I try to run
nvidia-smi from the shell on a Ubuntu 14.04.4 LTS x64 machine, but it hangs indefinitely: what could be the issue?
Below are some more information is needed:
It used to work but stopped working at some point.
Rebooting doesn’t fix the issue.
I had installed the Nvidia drivers with the following:
wget http://developer.download.nvidia.com/compute/cuda/7.5/Prod/local_installers/cuda-repo-ubuntu1404-7-5-local_7.5-18_amd64.deb # Got the link at https://developer.nvidia.com/cuda-downloads
sudo dpkg -i cuda-repo-ubuntu1404-7-5-local_7.5-18_amd64.deb
sudo apt-get update
sudo apt-get install cuda
- My computer has 4 Titan X GPUs attached to it, I can still see them with
sudo lshw -C display.
I’ve got the same issue on a ubuntu14.04 machine with 4 m60 gpus, cuda installed using cuda_7.5.18_linux.run and cudnn installed with cudnn-7.0-linux-x64-v4.0-prod.tgz which iiuc is compatible with cuda 7.5. (I need cudnn4 and not 5 due to some slightly-stale code).
nvidia-smi which is my main ‘what’s going on with the gpus tool’ hangs indefinitely on this machine (not on any others, which all have 4 k80 gpus.)
Franck, Jery, I noticed both of you have 4 GPUs on your system. Is this one a single-CPU machine? I read somewhere that it may be due to hardware interrupt issues. Something about the first core on a CPU having to handle all hardware interrupts, and it can cause issues if the interrupt handler runs too slow.
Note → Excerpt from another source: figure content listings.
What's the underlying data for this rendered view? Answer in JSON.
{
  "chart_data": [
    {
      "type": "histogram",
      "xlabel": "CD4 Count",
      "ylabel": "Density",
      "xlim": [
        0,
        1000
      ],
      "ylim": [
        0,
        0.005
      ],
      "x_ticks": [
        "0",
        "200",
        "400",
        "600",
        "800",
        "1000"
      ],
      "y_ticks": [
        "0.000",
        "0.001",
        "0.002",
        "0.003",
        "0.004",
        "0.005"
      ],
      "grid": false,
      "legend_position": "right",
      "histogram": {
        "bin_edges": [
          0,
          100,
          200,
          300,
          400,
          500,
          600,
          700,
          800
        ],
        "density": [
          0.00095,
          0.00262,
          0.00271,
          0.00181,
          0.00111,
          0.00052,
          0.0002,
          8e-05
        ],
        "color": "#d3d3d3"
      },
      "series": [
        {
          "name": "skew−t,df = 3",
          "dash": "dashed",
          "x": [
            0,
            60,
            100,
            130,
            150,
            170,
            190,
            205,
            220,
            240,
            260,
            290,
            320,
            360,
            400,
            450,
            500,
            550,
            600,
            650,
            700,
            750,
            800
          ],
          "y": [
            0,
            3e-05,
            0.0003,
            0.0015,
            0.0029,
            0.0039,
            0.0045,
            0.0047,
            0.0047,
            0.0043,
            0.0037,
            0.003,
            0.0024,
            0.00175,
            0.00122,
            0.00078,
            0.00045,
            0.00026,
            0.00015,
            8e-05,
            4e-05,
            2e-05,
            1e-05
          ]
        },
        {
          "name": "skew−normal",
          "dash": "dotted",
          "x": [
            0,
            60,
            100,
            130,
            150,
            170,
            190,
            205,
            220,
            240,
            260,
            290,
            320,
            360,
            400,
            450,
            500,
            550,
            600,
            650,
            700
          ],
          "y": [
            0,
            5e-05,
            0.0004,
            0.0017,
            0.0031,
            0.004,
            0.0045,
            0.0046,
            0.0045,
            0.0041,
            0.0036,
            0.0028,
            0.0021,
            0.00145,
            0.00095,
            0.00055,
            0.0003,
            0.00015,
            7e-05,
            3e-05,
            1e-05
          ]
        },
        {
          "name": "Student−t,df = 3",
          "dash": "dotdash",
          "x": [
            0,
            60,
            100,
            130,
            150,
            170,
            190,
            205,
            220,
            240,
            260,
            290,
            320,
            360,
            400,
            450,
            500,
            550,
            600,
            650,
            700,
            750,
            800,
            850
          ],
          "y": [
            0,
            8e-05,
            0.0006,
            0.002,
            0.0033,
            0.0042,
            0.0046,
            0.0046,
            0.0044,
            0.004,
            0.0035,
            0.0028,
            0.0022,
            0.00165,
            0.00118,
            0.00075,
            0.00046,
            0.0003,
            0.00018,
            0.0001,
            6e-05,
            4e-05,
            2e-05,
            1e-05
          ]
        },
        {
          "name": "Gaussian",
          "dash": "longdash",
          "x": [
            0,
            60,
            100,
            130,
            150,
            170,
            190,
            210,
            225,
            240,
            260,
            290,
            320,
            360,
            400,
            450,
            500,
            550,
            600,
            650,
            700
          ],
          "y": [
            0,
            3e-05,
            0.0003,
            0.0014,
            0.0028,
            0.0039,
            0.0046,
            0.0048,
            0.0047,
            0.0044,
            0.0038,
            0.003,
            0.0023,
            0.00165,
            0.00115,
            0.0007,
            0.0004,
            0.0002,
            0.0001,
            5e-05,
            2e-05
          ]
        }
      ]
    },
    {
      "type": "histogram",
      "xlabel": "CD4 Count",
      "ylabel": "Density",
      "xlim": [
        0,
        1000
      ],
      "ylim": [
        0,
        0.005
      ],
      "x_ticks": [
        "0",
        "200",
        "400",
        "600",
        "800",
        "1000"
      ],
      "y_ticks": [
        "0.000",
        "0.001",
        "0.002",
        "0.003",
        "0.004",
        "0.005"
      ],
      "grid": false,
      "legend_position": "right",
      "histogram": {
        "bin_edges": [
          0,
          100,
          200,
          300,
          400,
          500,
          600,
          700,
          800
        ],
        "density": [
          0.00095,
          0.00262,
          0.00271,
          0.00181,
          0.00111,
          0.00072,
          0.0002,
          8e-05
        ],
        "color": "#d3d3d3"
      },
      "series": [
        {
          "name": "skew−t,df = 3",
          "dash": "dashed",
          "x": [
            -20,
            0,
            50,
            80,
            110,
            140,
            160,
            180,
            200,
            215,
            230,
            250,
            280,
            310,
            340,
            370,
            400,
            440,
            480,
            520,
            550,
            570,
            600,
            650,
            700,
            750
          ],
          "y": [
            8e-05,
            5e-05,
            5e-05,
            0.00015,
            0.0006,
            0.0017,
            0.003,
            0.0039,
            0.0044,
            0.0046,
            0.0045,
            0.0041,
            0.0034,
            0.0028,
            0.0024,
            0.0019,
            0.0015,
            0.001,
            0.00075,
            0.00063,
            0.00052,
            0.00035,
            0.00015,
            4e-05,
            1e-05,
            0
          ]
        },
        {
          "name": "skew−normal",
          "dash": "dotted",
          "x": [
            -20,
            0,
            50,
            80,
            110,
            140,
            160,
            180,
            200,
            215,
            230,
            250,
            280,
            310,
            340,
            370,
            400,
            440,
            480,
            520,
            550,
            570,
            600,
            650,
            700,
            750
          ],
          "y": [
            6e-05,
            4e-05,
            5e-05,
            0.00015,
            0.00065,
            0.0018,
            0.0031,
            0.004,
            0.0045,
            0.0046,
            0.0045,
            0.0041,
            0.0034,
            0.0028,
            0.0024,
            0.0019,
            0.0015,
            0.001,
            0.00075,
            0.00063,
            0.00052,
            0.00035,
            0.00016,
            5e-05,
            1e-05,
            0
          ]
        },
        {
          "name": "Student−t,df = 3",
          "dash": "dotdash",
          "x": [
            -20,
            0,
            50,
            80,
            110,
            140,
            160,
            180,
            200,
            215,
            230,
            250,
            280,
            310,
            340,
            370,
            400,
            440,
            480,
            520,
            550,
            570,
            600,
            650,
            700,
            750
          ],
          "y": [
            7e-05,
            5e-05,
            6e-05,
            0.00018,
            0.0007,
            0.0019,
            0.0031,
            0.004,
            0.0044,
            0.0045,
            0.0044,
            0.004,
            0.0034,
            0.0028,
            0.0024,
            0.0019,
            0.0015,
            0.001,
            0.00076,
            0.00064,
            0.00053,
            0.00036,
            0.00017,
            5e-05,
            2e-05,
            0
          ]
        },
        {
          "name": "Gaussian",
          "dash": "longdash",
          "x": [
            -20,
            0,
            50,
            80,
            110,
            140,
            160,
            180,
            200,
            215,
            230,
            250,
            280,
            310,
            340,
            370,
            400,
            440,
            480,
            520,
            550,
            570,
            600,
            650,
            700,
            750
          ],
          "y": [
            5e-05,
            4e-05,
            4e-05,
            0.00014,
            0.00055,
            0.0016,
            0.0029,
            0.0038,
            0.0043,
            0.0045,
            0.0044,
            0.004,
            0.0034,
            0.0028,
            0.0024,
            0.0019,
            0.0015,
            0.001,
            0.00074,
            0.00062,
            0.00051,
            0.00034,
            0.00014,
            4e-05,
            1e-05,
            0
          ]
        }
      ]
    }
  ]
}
So I’m wondering if 4 GPUs is too much for the CPU’s interrupt handler. I’m experiencing the same issue on a dual-Xeon machine with 8 GPUs (4 GPUs per Xeon processor).
I’ve tried forcing persistence to “on”, which sped up nvidia-smi drastically (it used to take 5 seconds to gather all GPU data, but now it’s instant). However, nvidia-smi just hung on me right now, after calling it while 6 GPUs were running.
Are you guys still having this issue? I’m debating removing 2 GPUs so each CPU only has to query 3 GPUs, but that would be disappointing.
I am experiencing the same issue. I too, have 4 GPUs with one CPU. The workstation went well when using 2 GPUs. The hangs happended when using 3 or 4 GPUs.
Except for the “interruption”, I am also guessing the temperature problem. Since 4 reference GPUs generate more heat when there isn’t a water-cooling fan.